This problem is NP-hard by a reduction from partition.
Let $X = \{x_1, \dots, x_n\}$, be an instance of partition and let $2M = \sum_{x \in X} x$ (assume that $M$ is an integer as otherwise the instance is trivial).
Assume that each $x_i$ is positive and let $\ell = \lceil \log 2M \rceil$.
I will now construct some values based on $X$. I will denote a generic value by a tuple $v$ of $n+2$ entries $(v^{*}, v^{(0)}, v^{(1)}, \dots, v^{(n)})$, where all entries $v^{(i)}$, $i=0,\dots,n$ are between $0$ and $2^\ell - 1$.
The tuple $v$ will actually correspond to integer whose binary representation is obtained by encoding $v^{*}$ in binary (using a variable number of bits), each of $v^{(0)}, \dots, v^{(n)}$ using $\ell$-bits, and finally concatenating the resulting bitstrings, in order.
An example of the tuple $v=(5, 2, 7, 9)$ with $\ell = 4$ is as follows:
$$
(\underbrace{101}_{v^*}
\underbrace{0010}_{v^{(0)}}
\underbrace{0111}_{v^{(1)}}
\underbrace{1001}_{v^{(2)}})_2 = (21113)_{10}
$$
Notice that the value obtained in this way has an encoding of polynomial length w.r.t. the length of the encoding of the original partition instance, as long as $v^{(*)}$ is small enough (as will be the case). The sum of two tuples is the tuple whose integer value equals the sum of the integer values of the summands.
Let then $y_i = (1, x_i, 0, \dots, 0, 1, 0, \dots, 0)$, where the second entry set to $1$ is $y_i^{(i)}$.
Similarly, let $z_i = (1, 0, 0, \dots, 0,1,0, \dots, 0)$, where $z_i^{(i)} = 1$.
The instance of the problem in the question consists of the set of numbers $S = \{y_i : x_i \in X\} \cup \{z_i : x_i \in X\}$ and of the target value $T=(n,M,1, \dots, 1)$.
Given a solution $X' \subseteq X$ to the partition problem, it is easy to construct a solution $S' \subseteq S$ for our problem such that $\sum_{x \in S'} x = T$. Simply select $S' = \{ y_i : x_i \in X'\} \cup \{ z_i : x_i \in X \setminus X' \}$ (notice that it suffices for $S'$ to be a set rather than a multi-set).
I will now argue that if a (multi-)set $S' \subseteq S$ such that $\sum_{x \in S'} x = T$ exists, then the partition instance $X$ has answer "yes".
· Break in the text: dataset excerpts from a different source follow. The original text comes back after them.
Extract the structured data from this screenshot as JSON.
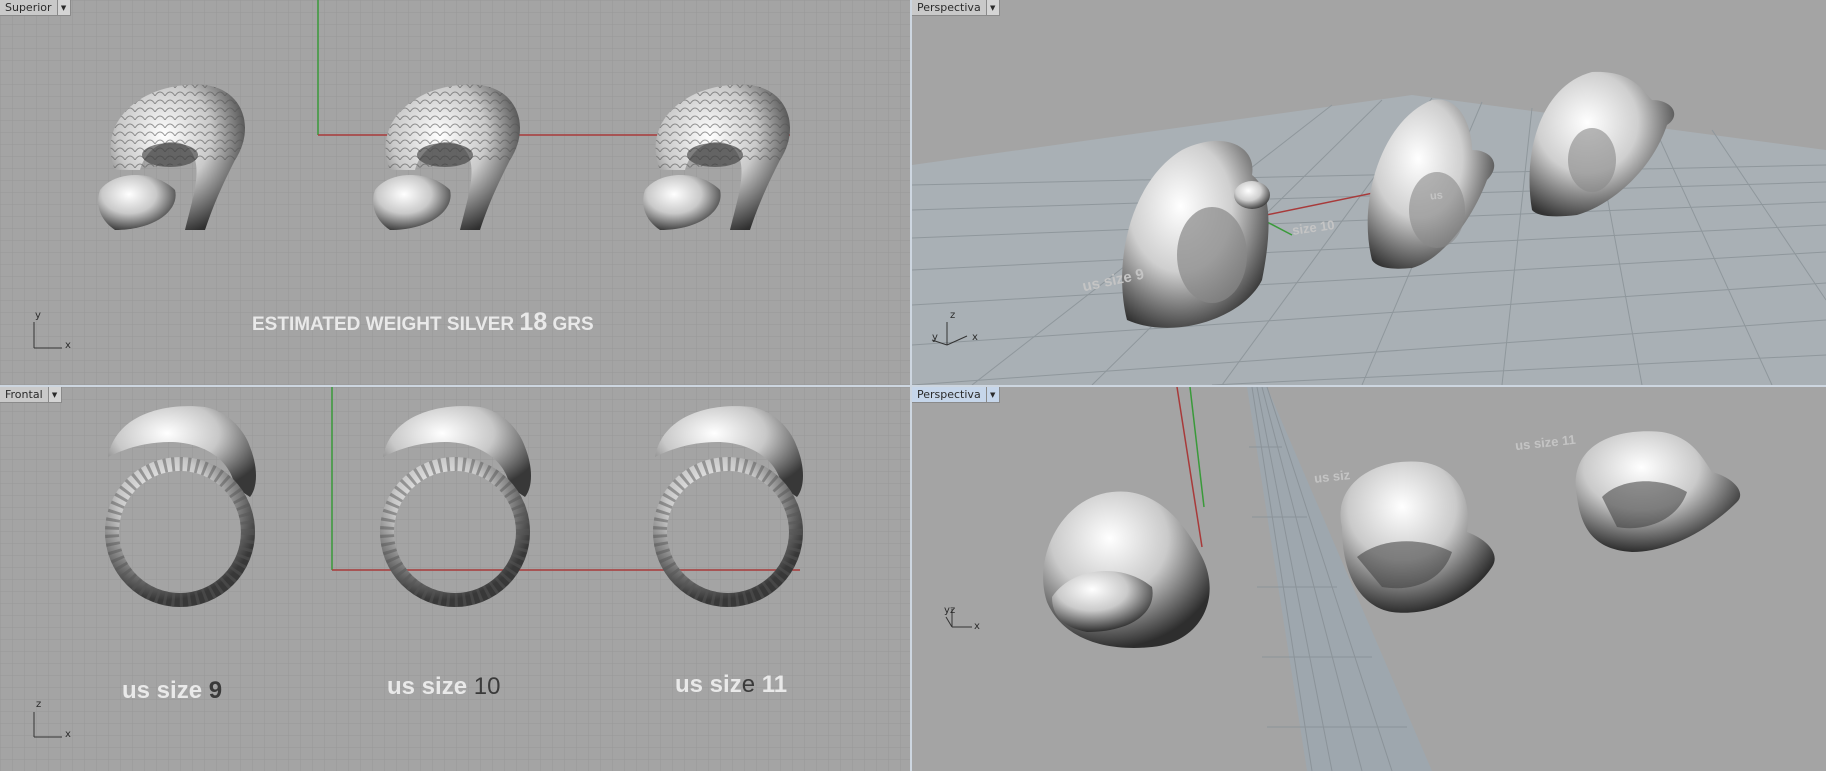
{
  "viewports": {
    "top": {
      "label": "Superior",
      "estimated_weight": {
        "prefix": "ESTIMATED WEIGHT SILVER",
        "value": "18",
        "unit": "GRS"
      }
    },
    "perspective1": {
      "label": "Perspectiva",
      "size_tags": [
        "us size 9",
        "size 10",
        "us"
      ]
    },
    "front": {
      "label": "Frontal",
      "sizes": [
        {
          "prefix": "us size",
          "num": "9"
        },
        {
          "prefix": "us size",
          "num": "10"
        },
        {
          "prefix": "us siz",
          "mid": "e",
          "num": "11"
        }
      ]
    },
    "perspective2": {
      "label": "Perspectiva",
      "size_tags": [
        "us siz",
        "us size 11"
      ]
    }
  },
  "axes": {
    "x": "x",
    "y": "y",
    "z": "z"
  },
  "colors": {
    "grid_line": "#9a9a9a",
    "x_axis": "#a83a3a",
    "y_axis": "#3a9a3a",
    "active_label": "#c6d6ea"
  },
  "icons": {
    "dropdown": "chevron-down-icon"
  }
}
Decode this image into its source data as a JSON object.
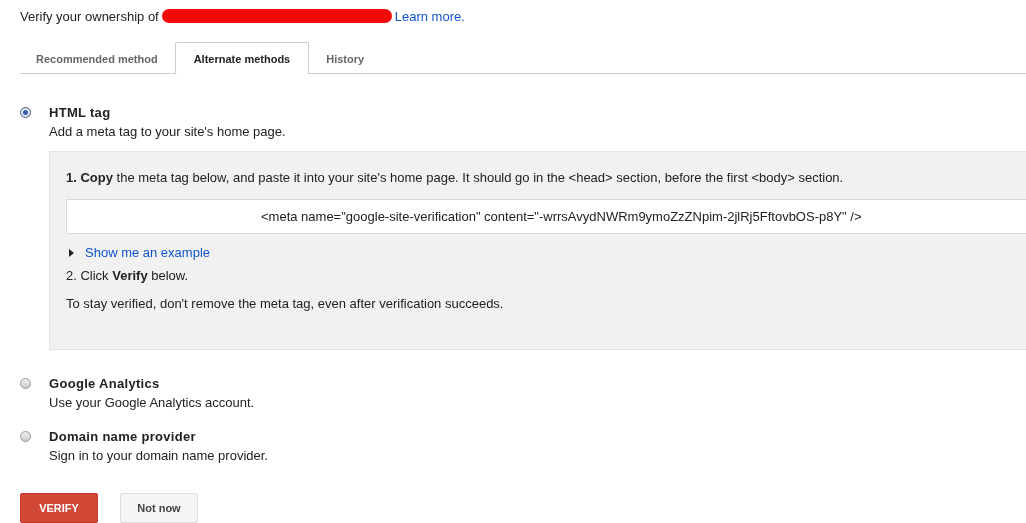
{
  "intro": {
    "text": "Verify your ownership of",
    "link": "Learn more."
  },
  "tabs": [
    {
      "label": "Recommended method",
      "selected": false
    },
    {
      "label": "Alternate methods",
      "selected": true
    },
    {
      "label": "History",
      "selected": false
    }
  ],
  "methods": [
    {
      "title": "HTML tag",
      "description": "Add a meta tag to your site's home page.",
      "selected": true,
      "details": {
        "step_1": "**1. Copy** the meta tag below, and paste it into your site's home page. It should go in the <head> section, before the first <body> section.",
        "meta_tag": "<meta name=\"google-site-verification\" content=\"-wrrsAvydNWRm9ymoZzZNpim-2jlRj5FftovbOS-p8Y\" />",
        "example_link": "Show me an example",
        "step_2": "2. Click **Verify** below.",
        "note": "To stay verified, don't remove the meta tag, even after verification succeeds."
      }
    },
    {
      "title": "Google Analytics",
      "description": "Use your Google Analytics account.",
      "selected": false
    },
    {
      "title": "Domain name provider",
      "description": "Sign in to your domain name provider.",
      "selected": false
    }
  ],
  "buttons": [
    {
      "label": "VERIFY",
      "kind": "primary"
    },
    {
      "label": "Not now",
      "kind": "secondary"
    }
  ]
}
From now on let $S'$ be such a set and notice that, by our choice of $T$, the overall multiplicity of all the elements of $S'$ cannot be larger than $n$ (as otherwise $T^{(*)}$ would be exceeded).
Claim: Let $m(x)$ be multiplicity in $S'$ of $x \in S$.
$\forall i=1,\dots,n$ we have $m(y_i) + m(z_i) = 1$.
Proof:
If $m(y_i) + m(z_i) = 0$ then, since $T^{(i)}=1$, $S'$ must contain at least $2^\ell \ge 2M > n$ elements $y_j$ or $z_j$ such that $j > i$, contradicting $\sum_{x \in S'} m(x) \le n$.
Assume then that $m(y_i) + m(z_i) > 1$, and consider the tuple $h$ corresponding to the sum of exactly 2 copies of $y_i$ and/or $z_i$ in $S'$.
We have $h^{(i)}=2$ and, since $T^{(i)}=1$, we conclude that there must be at least $2^\ell - 2$ other copies of some $y_j$ or $z_j$ for $j \ge i$ in $S'$.
The total multiplicity of the elements in $S'$ is therefore at least $2 + 2^\ell - 2 > n$, a contradiction. $\;\; \square$
Let $X' = \{x_i : y_i \in S' \}$ and call $h = \sum_{x \in S'} x$. Since there can be at most one copy of each $z_i$ in $S'$ (see the above Claim), the only way to affect $h^{(0)}$ is through the values $y_i \in S'$. Since there can be at most one copy of each $y_i$ in $S'$ (see the above Claim), we must have $\sum_{x_i \in X'} x_i = \sum_{y_i \in S'} y_i^{(0)} = h^{(0)} = T^{(0)} = M$.